There is the tourist appeal factor that folks in that industry would appreciate. Bears have become a Canadian iconic image particularly to foreign visitors who see it as symbol of the natural wilderness. Certainly government and tourist industry boosters zealously use the bear image to entice tourists. It certainly has been a highly successful approach if one considers the traffic jams created by any bear sightings on roadways. Which causes one to ponder why not just have captive bears on display where tourists can safely observe them, some ski resorts have done just that much to the dismay of those that prefer free-range bears.
But keeping wild animals captive for display purposes seems to go against the grain of the Parks Canada establishment; they are trained in the philosophy of supporting natural conservation measures. That attitude has seen the bison paddock closed in Banff and the paddock in Waterton Park reduced to a paltry half dozen on display. Those same park folks are now promoting the creation of a free-range herd of bison in a remote part of the park.
The bear preservation fixation by government environment officials reached heights of absurdity a number of years ago on cutblock grazing projects in the BC. Those projects involve using thousands of sheep to graze down competing vegetation on recently replanted forestry cutblocks. Shepherds who managed the grazing flocks were not allowed to even possess firearms for fear they might use them to protect themselves and their sheep from marauding bears and wolves. They were supposed to use guard dogs and bear bombs to deter predation, that works to a point until the bears figure out the system and dead dogs are usually the result.
It does raise the question as to why do we need bears around at all, outside of being majestic looking animals what critical purpose do they serve. Bears used to be more widespread, there even used to be a prairie grizzly sub-species, but is their absence missed? What do they actually contribute to the environment?
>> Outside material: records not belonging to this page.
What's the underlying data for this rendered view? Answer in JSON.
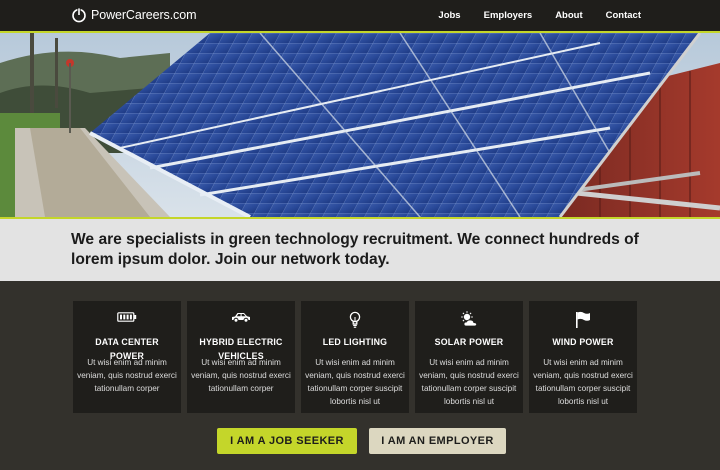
{
  "header": {
    "brand": "PowerCareers.com",
    "nav": [
      "Jobs",
      "Employers",
      "About",
      "Contact"
    ]
  },
  "tagline": "We are specialists in green technology recruitment. We connect hundreds of lorem ipsum dolor. Join our network today.",
  "cards": [
    {
      "icon": "battery-icon",
      "title_lines": [
        "DATA CENTER",
        "POWER"
      ],
      "body": "Ut wisi enim ad minim veniam, quis nostrud exerci tationullam corper"
    },
    {
      "icon": "car-icon",
      "title_lines": [
        "HYBRID ELECTRIC",
        "VEHICLES"
      ],
      "body": "Ut wisi enim ad minim veniam, quis nostrud exerci tationullam corper"
    },
    {
      "icon": "lightbulb-icon",
      "title_lines": [
        "LED LIGHTING"
      ],
      "body": "Ut wisi enim ad minim veniam, quis nostrud exerci tationullam corper suscipit lobortis nisl ut"
    },
    {
      "icon": "sun-cloud-icon",
      "title_lines": [
        "SOLAR POWER"
      ],
      "body": "Ut wisi enim ad minim veniam, quis nostrud exerci tationullam corper suscipit lobortis nisl ut"
    },
    {
      "icon": "flag-icon",
      "title_lines": [
        "WIND POWER"
      ],
      "body": "Ut wisi enim ad minim veniam, quis nostrud exerci tationullam corper suscipit lobortis nisl ut"
    }
  ],
  "buttons": {
    "job_seeker": "I AM A JOB SEEKER",
    "employer": "I AM AN EMPLOYER"
  },
  "colors": {
    "accent": "#c4d62a",
    "header_bg": "#1f1e1b",
    "page_bg": "#33312c",
    "card_bg": "#1f1e1b",
    "tagline_bg": "#e3e3e3",
    "employer_button": "#dcd7c0"
  }
}
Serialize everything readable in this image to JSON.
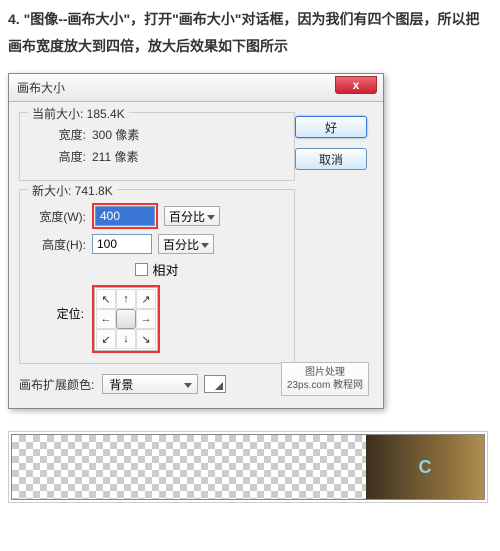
{
  "intro": "4. \"图像--画布大小\"，打开\"画布大小\"对话框，因为我们有四个图层，所以把画布宽度放大到四倍，放大后效果如下图所示",
  "dialog": {
    "title": "画布大小",
    "close": "x",
    "current": {
      "legend": "当前大小: 185.4K",
      "width_label": "宽度:",
      "width_value": "300 像素",
      "height_label": "高度:",
      "height_value": "211 像素"
    },
    "new": {
      "legend": "新大小: 741.8K",
      "width_label": "宽度(W):",
      "width_value": "400",
      "width_unit": "百分比",
      "height_label": "高度(H):",
      "height_value": "100",
      "height_unit": "百分比",
      "relative_label": "相对",
      "anchor_label": "定位:",
      "arrows": {
        "nw": "↖",
        "n": "↑",
        "ne": "↗",
        "w": "←",
        "e": "→",
        "sw": "↙",
        "s": "↓",
        "se": "↘"
      }
    },
    "extend": {
      "label": "画布扩展颜色:",
      "value": "背景"
    },
    "buttons": {
      "ok": "好",
      "cancel": "取消"
    },
    "watermark": {
      "line1": "图片处理",
      "line2": "23ps.com 教程网"
    }
  },
  "result": {
    "thumb_letter": "C"
  }
}
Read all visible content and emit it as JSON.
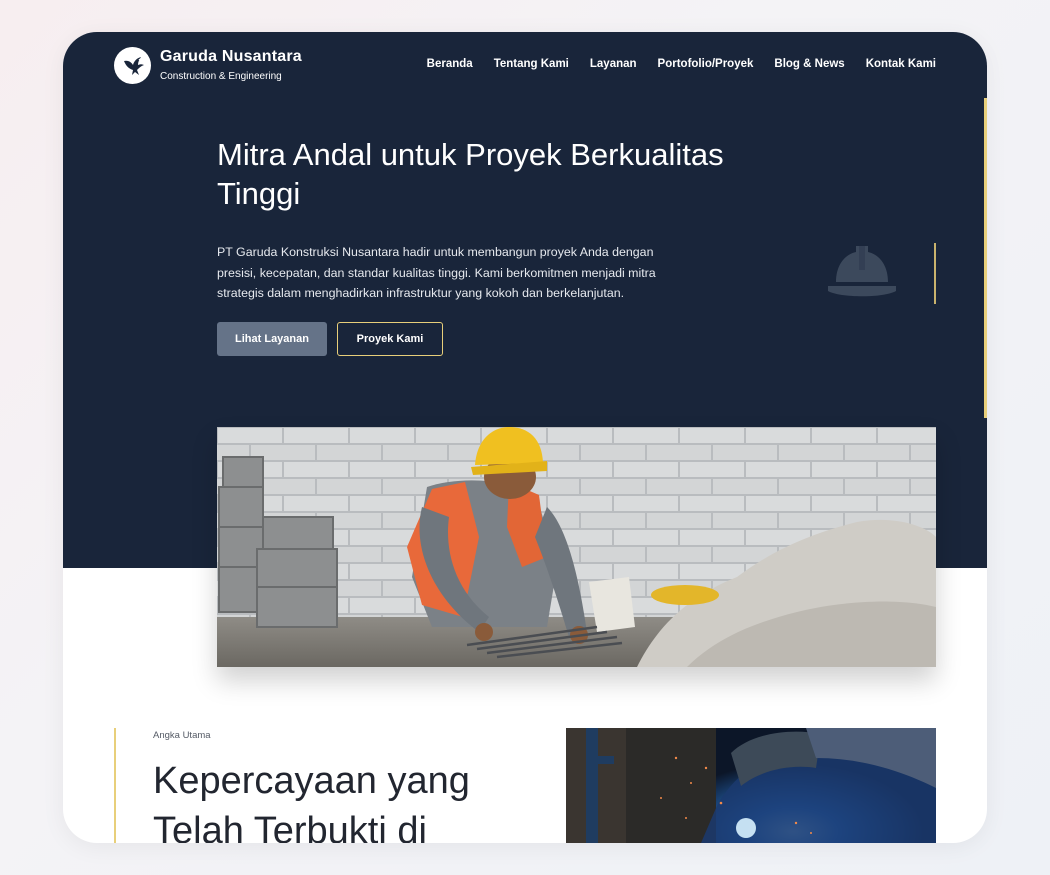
{
  "header": {
    "brand_name": "Garuda Nusantara",
    "brand_tagline": "Construction & Engineering",
    "logo_icon": "garuda-bird-icon"
  },
  "nav": {
    "items": [
      {
        "label": "Beranda"
      },
      {
        "label": "Tentang Kami"
      },
      {
        "label": "Layanan"
      },
      {
        "label": "Portofolio/Proyek"
      },
      {
        "label": "Blog & News"
      },
      {
        "label": "Kontak Kami"
      }
    ]
  },
  "hero": {
    "title": "Mitra Andal untuk Proyek Berkualitas Tinggi",
    "description": "PT Garuda Konstruksi Nusantara hadir untuk membangun proyek Anda dengan presisi, kecepatan, dan standar kualitas tinggi. Kami berkomitmen menjadi mitra strategis dalam menghadirkan infrastruktur yang kokoh dan berkelanjutan.",
    "primary_button": "Lihat Layanan",
    "secondary_button": "Proyek Kami",
    "decor_icon": "hard-hat-icon",
    "image_subject": "construction-worker-photo"
  },
  "stats": {
    "eyebrow": "Angka Utama",
    "title": "Kepercayaan yang Telah Terbukti di",
    "image_subject": "welding-photo"
  },
  "colors": {
    "hero_bg": "#19253a",
    "accent_gold": "#e8cf7a",
    "button_slate": "#657388",
    "page_bg": "#ffffff"
  }
}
Bears are omnivorous and scavenge but there are plenty of other scavengers around. They consume roots and berries, but have little impact on plant life. Perhaps if they consumed more noxious weeds and invasive brush they would be serving some purpose. I would suggest that from past evidence the absence of bears have little impact on the general health of the ecosystem.
To ranchers in the foothills and parkland areas bears present a real nuisance and cost factor. Being opportunists no self-respecting bear would pass up taking down easy prey like cows and calves. Grizzly bears are even making a comeback onto the prairies, grain farmers in the Pincher Creek area have seen them breaking into grain bins and menacing livestock and poultry in farm yards.
I would suggest that we need fewer bears in areas that are used by the public, particularly in residential and hiking areas of parks. Shooting them on sight presents a bad public relations image, so why not step up removing them to where they seem to be appreciated the most – that being certain areas of BC. Residents of that province seem to be prepared to sacrifice economic development, like pipelines, to protect their precious environment. Alberta needs to help all those caring BC folks with that attitude by relocating nuisance bears to the BC spirit bear rainforest and lower mainland areas. It’s far enough away that the bears would probably not come back to Alberta. It would also give comfort to BC folks that they are making a contribution to saving bears from those awful people in Alberta who are destroying the entire planet with their energy industry. I would suggest that it would be a most noble way for BC residents to display their dedication to preserving their environment.